Many ISPs and private inbound mail servers use a content filtering package called Spam Assassin. Spam Assassin assigns a cumulative score to the content of an e-mail message based on a wide range of criteria, all of which are highly configurable by the servers’ owners. If the score crosses a threshold – which is also configurable by the owner – the message might be rejected as spam based on content. But since the score is cumulative and weighted, the presence or absence of any single word – like “Free!” – is not sufficient to block mail.

Besides, free samples and trials are perfectly legitimate marketing tools used by the biggest companies in the world, every day. Customers enjoy receiving them, and respond positively to them. ISPs risk blocking legitimate, permissioned mail by blocking on words like “free” – so they just don’t do it. There are plenty of other, far more accurate ways of finding and blocking spam.

The take-away: senders with good reputation shouldn’t feel hampered by content filters when assembling their creative. Senders should feel free (see what I did there?) to use the language they need to present the sharpest offer possible.

An E-mail Oxymoron

I recently stumbled across a new term for an old idea that is as bad today as it was when I first heard of it (sans catchy moniker) nearly thirteen years ago.

The term is “passive consent”, and it appears in an article by Sherry Chiger published in DIRECT Magazine two weeks ago. The term in this context appears to be the invention of Jay Schwedelson, President and CEO of list firm Worldata, and he uses it to describe a flavor of permission that lies somewhere between confirmed opt-in and opt out.

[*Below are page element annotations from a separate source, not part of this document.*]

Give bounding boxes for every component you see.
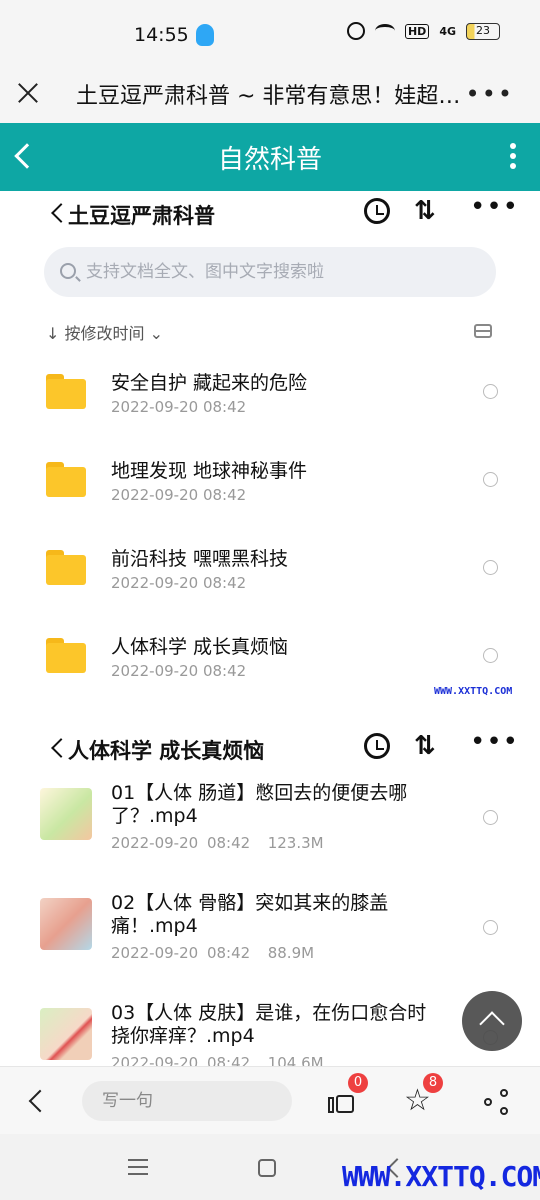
select-radio[interactable] — [483, 472, 498, 487]
subfolder-header: 人体科学 成长真烦恼 ⇅ ••• — [0, 725, 540, 775]
file-meta: 2022-09-20 08:42 88.9M — [111, 944, 314, 962]
folder-icon — [46, 550, 86, 585]
status-bar: 14:55 HD 4G 23 — [0, 0, 540, 68]
folder-icon — [46, 462, 86, 497]
battery-indicator: 23 — [466, 22, 500, 40]
folder-date: 2022-09-20 08:42 — [111, 398, 247, 416]
subfolder-title[interactable]: 人体科学 成长真烦恼 — [68, 735, 264, 765]
share-icon[interactable] — [484, 1089, 510, 1115]
app-header: 自然科普 — [0, 123, 540, 191]
select-radio[interactable] — [483, 384, 498, 399]
like-count-badge: 0 — [348, 1073, 368, 1093]
file-name: 02【人体 骨骼】突如其来的膝盖痛！.mp4 — [111, 892, 389, 937]
hd-indicator: HD — [404, 23, 430, 39]
status-time: 14:55 — [134, 24, 189, 46]
folder-name: 前沿科技 嘿嘿黑科技 — [111, 548, 289, 570]
select-radio[interactable] — [483, 810, 498, 825]
recent-apps-icon[interactable] — [128, 1159, 148, 1180]
favorite-count-badge: 8 — [423, 1073, 443, 1093]
header-menu-icon[interactable] — [510, 143, 516, 173]
search-bar[interactable] — [44, 247, 496, 297]
file-name: 01【人体 肠道】憋回去的便便去哪了？.mp4 — [111, 782, 408, 827]
file-meta: 2022-09-20 08:42 123.3M — [111, 834, 324, 852]
folder-row[interactable]: 地理发现 地球神秘事件 2022-09-20 08:42 — [0, 440, 540, 528]
sort-toggle-icon[interactable]: ⇅ — [414, 731, 436, 761]
history-icon[interactable] — [364, 733, 390, 759]
folder-date: 2022-09-20 08:42 — [111, 486, 247, 504]
folder-name: 安全自护 藏起来的危险 — [111, 372, 308, 394]
home-icon[interactable] — [258, 1159, 276, 1177]
history-icon[interactable] — [364, 198, 390, 224]
folder-date: 2022-09-20 08:42 — [111, 574, 247, 592]
file-size: 123.3M — [267, 834, 324, 852]
file-row[interactable]: 02【人体 骨骼】突如其来的膝盖痛！.mp4 2022-09-20 08:42 … — [0, 892, 540, 992]
subfolder-more-button[interactable]: ••• — [470, 727, 519, 757]
select-radio[interactable] — [483, 920, 498, 935]
comment-input[interactable] — [82, 1081, 292, 1121]
browser-title-bar: 土豆逗严肃科普 ~ 非常有意思！娃超… ••• — [0, 68, 540, 123]
page-title: 土豆逗严肃科普 ~ 非常有意思！娃超… — [76, 84, 461, 109]
video-thumbnail — [40, 1008, 92, 1060]
folder-header: 土豆逗严肃科普 ⇅ ••• — [0, 190, 540, 240]
comment-box[interactable] — [82, 1081, 292, 1121]
watermark-large: WWW.XXTTQ.COM — [342, 1160, 540, 1193]
view-toggle-icon[interactable] — [474, 324, 492, 338]
file-row[interactable]: 01【人体 肠道】憋回去的便便去哪了？.mp4 2022-09-20 08:42… — [0, 782, 540, 882]
file-size: 88.9M — [267, 944, 315, 962]
folder-date: 2022-09-20 08:42 — [111, 662, 247, 680]
file-date: 2022-09-20 08:42 — [111, 834, 251, 852]
alarm-icon — [346, 22, 365, 40]
bottom-action-bar: 0 ☆ 8 — [0, 1066, 540, 1134]
file-name: 03【人体 皮肤】是谁，在伤口愈合时挠你痒痒？.mp4 — [111, 1002, 427, 1047]
folder-name: 地理发现 地球神秘事件 — [111, 460, 308, 482]
sort-dropdown[interactable]: ↓ 按修改时间 ⌄ — [46, 320, 163, 344]
select-radio[interactable] — [483, 648, 498, 663]
close-icon[interactable] — [16, 80, 40, 104]
file-date: 2022-09-20 08:42 — [111, 944, 251, 962]
video-thumbnail — [40, 788, 92, 840]
folder-row[interactable]: 前沿科技 嘿嘿黑科技 2022-09-20 08:42 — [0, 528, 540, 616]
watermark-small: WWW.XXTTQ.COM — [434, 686, 513, 697]
folder-name: 人体科学 成长真烦恼 — [111, 636, 289, 658]
folder-more-button[interactable]: ••• — [470, 192, 519, 222]
search-input[interactable] — [86, 247, 486, 297]
select-radio[interactable] — [483, 560, 498, 575]
folder-title[interactable]: 土豆逗严肃科普 — [68, 200, 215, 230]
bottom-back-icon[interactable] — [28, 1089, 52, 1113]
folder-row[interactable]: 安全自护 藏起来的危险 2022-09-20 08:42 — [0, 352, 540, 440]
search-icon — [60, 263, 76, 279]
video-thumbnail — [40, 898, 92, 950]
sort-toggle-icon[interactable]: ⇅ — [414, 196, 436, 226]
qq-notification-icon — [196, 24, 214, 46]
header-title: 自然科普 — [217, 145, 322, 175]
wifi-icon — [374, 24, 395, 38]
scroll-to-top-button[interactable] — [462, 991, 522, 1051]
signal-indicator: 4G — [439, 24, 456, 38]
folder-icon — [46, 638, 86, 673]
more-menu-button[interactable]: ••• — [466, 80, 514, 108]
folder-icon — [46, 374, 86, 409]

The classic example of passive consent (and the one used in the article) is the pre-checked subscription box on an on-line form. It’s not entirely clear whether it’s Chiger or Schwedelson who asserts “it’s legitimate,” but Schwedelson applies the “passive consent” description to the practice, since “the consumer does not need to take action in order to be placed on the company’s e-mail file.”

Let’s be clear: “passive consent” is not legitimate. It is “consent” in the same sort of way that the family cat is a mode of transportation. Which is to say that it isn’t. It’s an e-mail oxymoron. Any time a recipient does not need to act to start receiving mail, there is no consent.

The granting of consent must be an informed, affirmative act if it is to be at all meaningful. The check box lets recipients indicate to senders that they understand what kind of mail the sender proposes to send, and that they want to receive it. If the box is pre-checked, there’s no way to know whether the recipient even saw it. It’s impossible to infer with any accuracy exactly why the form was submitted with the pre-checked box still checked.

Chiger is correct when she observes that confirmed opt-in is not the only acceptable standard of permission for sending mail. But senders who build lists using “passive consent” can’t know which kind they have. They may not have any kind of permission at all.